Another fire still burns, in the Financial District, which started at midday local time.
Those who managed to escape the burning, flooded city were not granted a reprieve from the immense stress they have felt over the past five days, however. Upon arriving at Houston, TX, having been bussed across the state line, they found that the Houston Astrodome was filled to capacity, and had been since late last night. Still the buses came, piling yet more people onto the tarmac outside the giant stadium. Some were relieved to just be out of the state of Louisiana. Others were still angry.
With some refugees now outside the confines of the Superdome, a clearer picture of what occured inside the concrete superstructure began to form. Feces littered the floor of the Superdome, and the story of the child raped in the Superdome was confirmed, and clarified further. She was just seven years old, and the man who molested her in the bathrooms of the dome was arrested. White English tourists have been taunted by the overwhelmingly large black population inside the arena; they took the first opportunity to escape to a nearby shopping mall before being put onto the Greyhound buses and taken to the Astrodome.
Those that cannot fit into the decomissioned stadium in Houston are being placed in the nearby Reliant Centre. When that is filled, people will be bussed to other areas of Texas. People who have settled into the Astrodome are now seeking loved ones who they have been separated from, and some are even buying newspapers to find a job, to try and earn a wage to feed their family. Evidently these people foresee a long wait before they will be able to return to their home state and try and salvage a life from the wreckage of their homes and workplaces.
A refugee at the New Orleans Convention Centre, overlooked by the authorities and denied to be holding any people until this afternoon by FEMA, described the situation as "a genocide." National Guard troops have entered the city with supplies and one of their first stops is the Convention Centre to deliver food and water to those that have been ignored by the same people that advised them that this would be a place of support. These troops have been ordered by the Washington commander put in charge of tightening up the morality of the city to keep their guns low: now that the Capitol has become embroiled in the situation, they dread the thought that these troops, veterans of Iraq, display in any way the same sort of manners that befell the citizens of the invaded country.

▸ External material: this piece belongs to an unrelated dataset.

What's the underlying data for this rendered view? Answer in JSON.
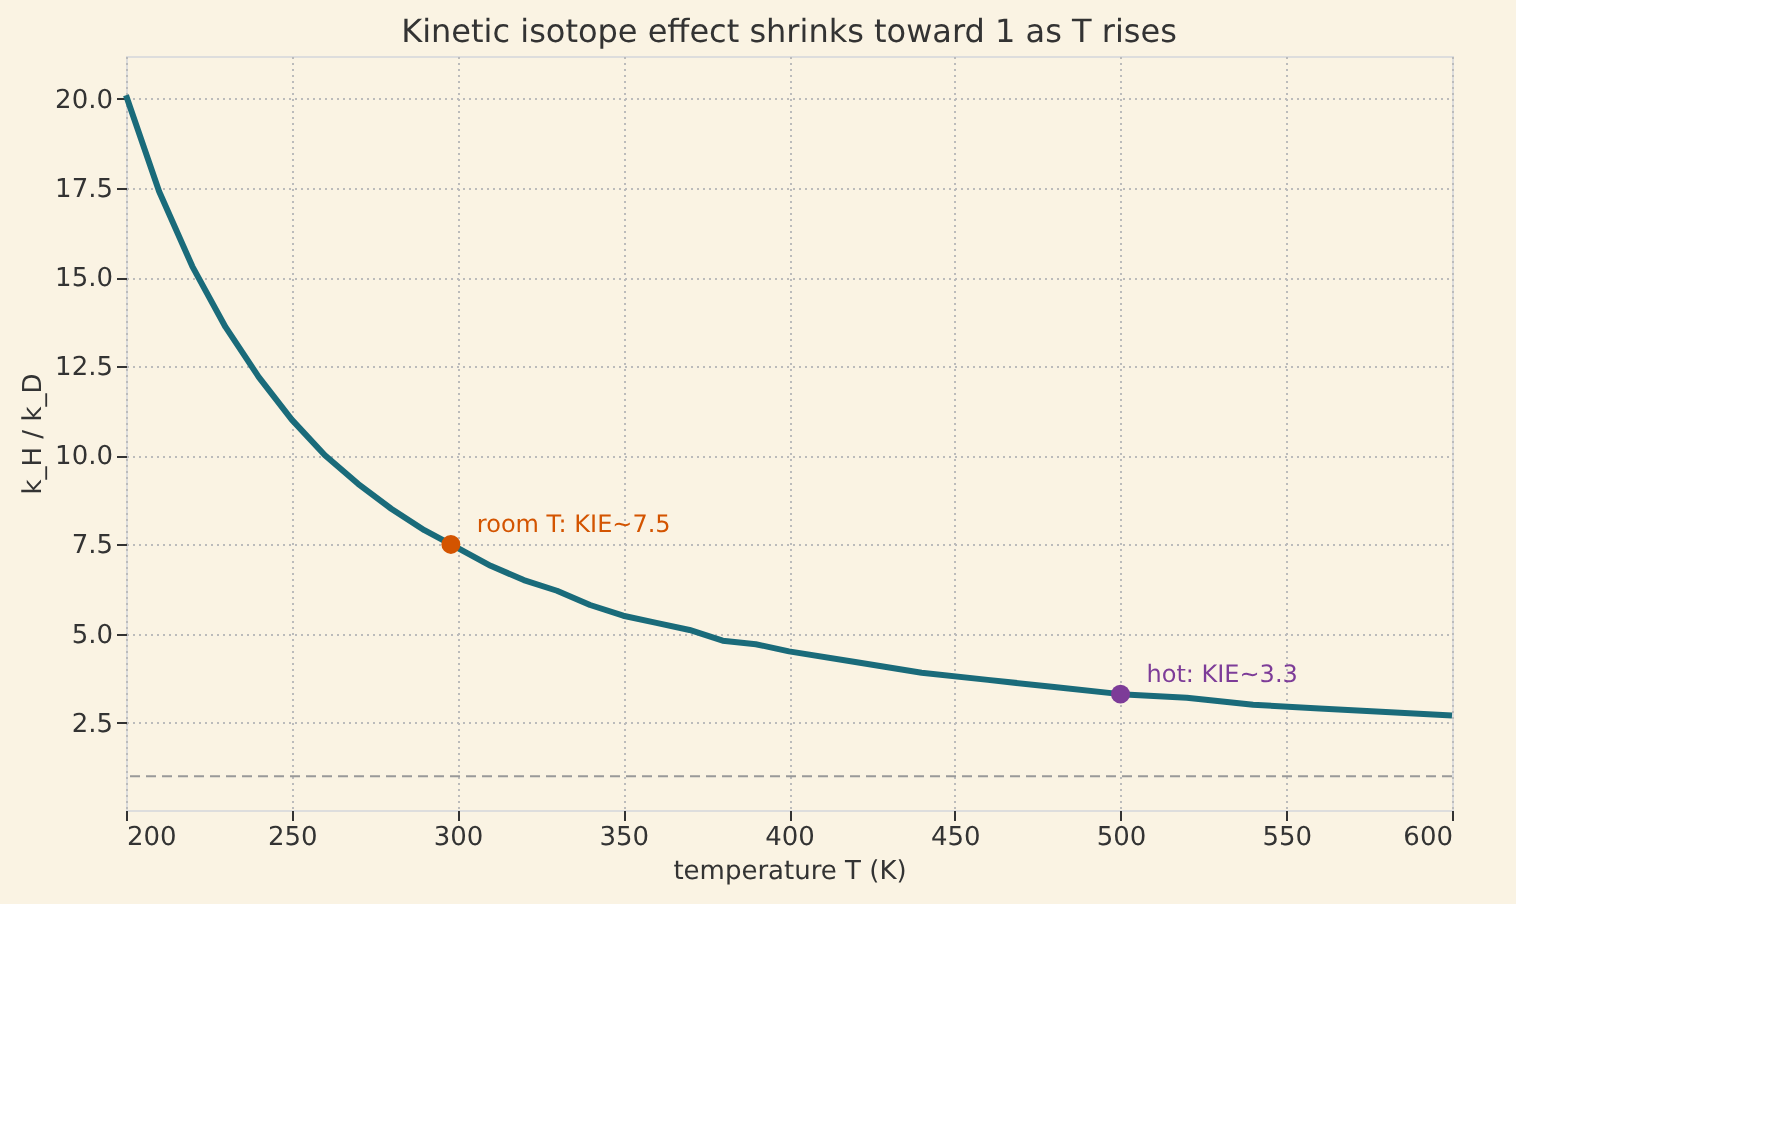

Ray Nagin, New Orleans mayor, is furious at the long-standing inaction and current attempts, which he sees as too little, too late. Talking to WWL radio last night, he spoke about the statement issued by Washington yesterday saying that help had arrived: "my answer to that is 'B.S'." He said that he "needs troops man, I need buses" to take away the stranded Louisianians caught up in "a national disaster...this is crazy!"

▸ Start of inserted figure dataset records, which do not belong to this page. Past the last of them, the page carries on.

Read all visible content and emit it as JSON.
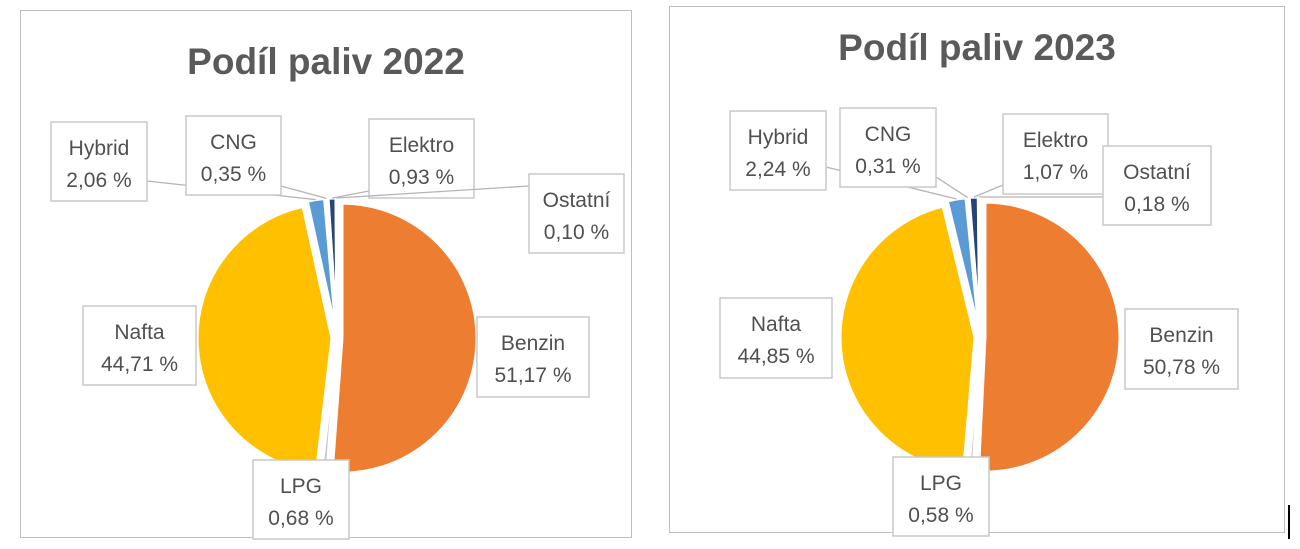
{
  "chart_data": [
    {
      "type": "pie",
      "title": "Podíl paliv 2022",
      "slices": [
        {
          "name": "Benzin",
          "label": "51,17 %",
          "value": 51.17,
          "color": "#ed7d31"
        },
        {
          "name": "LPG",
          "label": "0,68 %",
          "value": 0.68,
          "color": "#c8c8c8"
        },
        {
          "name": "Nafta",
          "label": "44,71 %",
          "value": 44.71,
          "color": "#ffc000"
        },
        {
          "name": "Hybrid",
          "label": "2,06 %",
          "value": 2.06,
          "color": "#5b9bd5"
        },
        {
          "name": "CNG",
          "label": "0,35 %",
          "value": 0.35,
          "color": "#70ad47"
        },
        {
          "name": "Elektro",
          "label": "0,93 %",
          "value": 0.93,
          "color": "#264478"
        },
        {
          "name": "Ostatní",
          "label": "0,10 %",
          "value": 0.1,
          "color": "#9e480e"
        }
      ]
    },
    {
      "type": "pie",
      "title": "Podíl paliv 2023",
      "slices": [
        {
          "name": "Benzin",
          "label": "50,78 %",
          "value": 50.78,
          "color": "#ed7d31"
        },
        {
          "name": "LPG",
          "label": "0,58 %",
          "value": 0.58,
          "color": "#c8c8c8"
        },
        {
          "name": "Nafta",
          "label": "44,85 %",
          "value": 44.85,
          "color": "#ffc000"
        },
        {
          "name": "Hybrid",
          "label": "2,24 %",
          "value": 2.24,
          "color": "#5b9bd5"
        },
        {
          "name": "CNG",
          "label": "0,31 %",
          "value": 0.31,
          "color": "#70ad47"
        },
        {
          "name": "Elektro",
          "label": "1,07 %",
          "value": 1.07,
          "color": "#264478"
        },
        {
          "name": "Ostatní",
          "label": "0,18 %",
          "value": 0.18,
          "color": "#9e480e"
        }
      ]
    }
  ]
}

In the most obvious sign of ineptitude and misorganisation, the sick of New Orleans have been left high and dry by those organising the rescue efforts. At one hospital, over 100 patients were carried out onto the tarmac surrounding the building, waiting for a helicopter to constantly come to and fro, airlifting them to safety. No such helicopter arrived. Charity Hospital did manage to transport patients to Louis Armstrong Airport yesterday, the base for all medical operations in New Orleans. Upon arrival, they were told they were not wanted. In an interview on television this morning, staff at the airport said they were willing to accept the patients from Charity Hospital. No-one knew how to get in touch with the hospital to inform them that they could, in fact, bring patients back to the airport. No-one knew whether they would get the most rare of things in New Orleans on this fifth day of the disaster: a bus travelling out of the centre of the city.